Why China won’t fill the void created by a diminishing US

The US empire may be in decline, but there are a few reasons why China is not yet ready to become the world's preeminent superpower.

China is expected to overtake the US as the world’s largest economy within a decade. This historic transformation is taking place at a time when the prestige and power of the US is in decline, following its failed campaigns in the Middle East and the global financial crisis.

If America doesn't get its house in order and falters, what will the world look like? Is China, the emerging superpower and the most likely challenger to the US, likely to succeed Washington?

There has been endless speculation about what the world would look like after America’s decline. But few speak with the authority and experience of Zbigniew Brzezinski, a former national security adviser to US president Jimmy Carter, who also played a key role in the official normalisation of the relationship with Red China.

Brzezinski’s prognosis is both prescient and alarming: The world without American leadership will be inherently more chaotic and dangerous, and China may not assume that preeminent position. 

“No single power will be ready by then [2025] to exercise the role that the world, upon the fall of the Soviet Union in 1991, expected the US to play,” he argues in his seminal book Strategic Vision: America and the Crisis of Global Power.

Let’s examine the claim that China is reluctant and unwilling to take that leadership role.
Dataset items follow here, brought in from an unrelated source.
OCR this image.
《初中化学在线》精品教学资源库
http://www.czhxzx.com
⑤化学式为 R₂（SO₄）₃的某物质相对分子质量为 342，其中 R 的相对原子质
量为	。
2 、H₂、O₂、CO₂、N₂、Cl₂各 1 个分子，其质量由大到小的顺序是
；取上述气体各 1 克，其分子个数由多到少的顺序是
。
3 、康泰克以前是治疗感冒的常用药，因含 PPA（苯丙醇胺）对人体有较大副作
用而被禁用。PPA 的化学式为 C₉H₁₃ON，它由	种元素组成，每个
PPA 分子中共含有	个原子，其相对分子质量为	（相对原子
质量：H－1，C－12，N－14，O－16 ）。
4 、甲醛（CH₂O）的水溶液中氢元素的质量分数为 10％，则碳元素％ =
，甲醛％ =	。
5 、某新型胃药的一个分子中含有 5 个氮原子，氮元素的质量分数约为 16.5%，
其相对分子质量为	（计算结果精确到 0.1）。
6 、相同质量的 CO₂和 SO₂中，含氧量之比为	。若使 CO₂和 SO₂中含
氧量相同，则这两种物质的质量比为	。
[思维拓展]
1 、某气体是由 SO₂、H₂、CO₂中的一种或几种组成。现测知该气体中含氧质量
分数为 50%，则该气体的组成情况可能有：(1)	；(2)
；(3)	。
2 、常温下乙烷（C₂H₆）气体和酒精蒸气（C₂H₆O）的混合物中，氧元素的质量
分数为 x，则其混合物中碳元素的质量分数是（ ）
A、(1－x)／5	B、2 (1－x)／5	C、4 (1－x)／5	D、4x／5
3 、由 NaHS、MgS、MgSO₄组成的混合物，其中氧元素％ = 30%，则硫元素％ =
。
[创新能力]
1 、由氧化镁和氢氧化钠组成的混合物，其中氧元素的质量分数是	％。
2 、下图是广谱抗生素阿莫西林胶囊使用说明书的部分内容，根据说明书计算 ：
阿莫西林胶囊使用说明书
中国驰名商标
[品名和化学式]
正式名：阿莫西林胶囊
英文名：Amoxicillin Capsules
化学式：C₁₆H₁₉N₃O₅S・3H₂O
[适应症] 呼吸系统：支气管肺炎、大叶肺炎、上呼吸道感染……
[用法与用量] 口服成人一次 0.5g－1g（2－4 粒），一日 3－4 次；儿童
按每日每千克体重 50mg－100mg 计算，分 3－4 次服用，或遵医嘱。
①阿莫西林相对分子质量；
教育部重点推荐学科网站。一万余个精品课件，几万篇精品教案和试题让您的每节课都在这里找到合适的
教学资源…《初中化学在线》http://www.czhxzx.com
This seems to fly in the face of an emerging chorus of scholars and pundits who think Beijing is a revisionist power that is hellbent on changing the America-centric world order.

Brezezinski, like his colleague Henry Kissinger, both look deep into China’s imperial history for clues into China’s likely intentions. The former national security advisor to President Carter thinks Beijing is not like Soviet Russia or Nazi Germany that tried to dominate the world in the twentieth century, “China’s international posture is at this stage neither revolutionary nor messianic nor Manichean,” he says.

He believes that the country has a long tradition of calculated strategic patience, “prudence and patience are part of China’s imperial DNA”.

Nearly all of China's leaders have carefully refrained from claiming global leadership. By and large, they are still following Deng Xiaoping’s famous maxim: “observe calmly; secure our positions: cope with affairs calmly; hide our capacities and bide our time; be good at maintaining a low profile, and never claim leadership.”

Apart from tradition, China is also incapable of exercising the leadership role adopted by the US. Despite China’s meteoric rise from a poor agrarian-based economy to become the factory of the world, it is still a developing country.

China’s per capita GDP would only be about one fifth of the US in 2025, when the country is supposed to be the world’s largest economy. Even by the middle of this century, China’s per capita income would still be less than half of America’s, according to the Carnegie Endowment for International Peace. This is not to mention the US’ vast military superiority over China for many decades to come.

Like Kissinger, one of the most influential American strategic thinkers in the 20th century, Brzezinski argues the overwhelming policy priority for the Chinese leadership is maintaining internal political order. Beijing still faces daunting challenges such as ever-widening social inequality and rising political awareness of its more affluent middle class.

“A serious domestic political or social crisis, such as a repeat of Tiananmen Square in 1989, could do major damage to China’s international standing and set back the undeniable accomplishment of the last three decades,” he argues in his book. “That consideration is likely to incline the Chinese leadership to remain discreet regarding a timetable for China’s more rapid ascent on the global pecking order.”

However, he is concerned about the recent surge in nationalism in China, which is likely to disrupt the country’s relatively restraint diplomatic posture. He warns that “Chinese nationalism is a potent and potentially explosive force and it can be channelled and exploited by those in power”. 

A highly nationalistic and assertive China could mobilise the country’s powerful neighbours such as India, Japan and Russia. China could potentially become a target of strategic encirclement. “So far, a peacefully rising China has been gaining friends and even dependencies in Asia, but an assertively nationalistic China could find itself more isolated,” says Brzezinski, who has had experience dealing with former Chinese leaders like Deng.

China is a beneficiary and stakeholder of the current American-dominated international economic system. It is, in fact, not in China’s interest to see the US declining too fast, because no one including China is ready to assume America’s leadership position. 

The gradual erosion of the US-centred international system is likely to lead to more chaos. Don’t expect China to fill the vacuum. While many armchair strategists like to paint an alarming picture of the threat posed by an increasingly sabre-rattling China, it is useful to turn to assessment of grandmasters like Henry Kissinger, Lee Kuan Yew and Zbigniew Brzezinski, who actually know a thing or two about statecraft.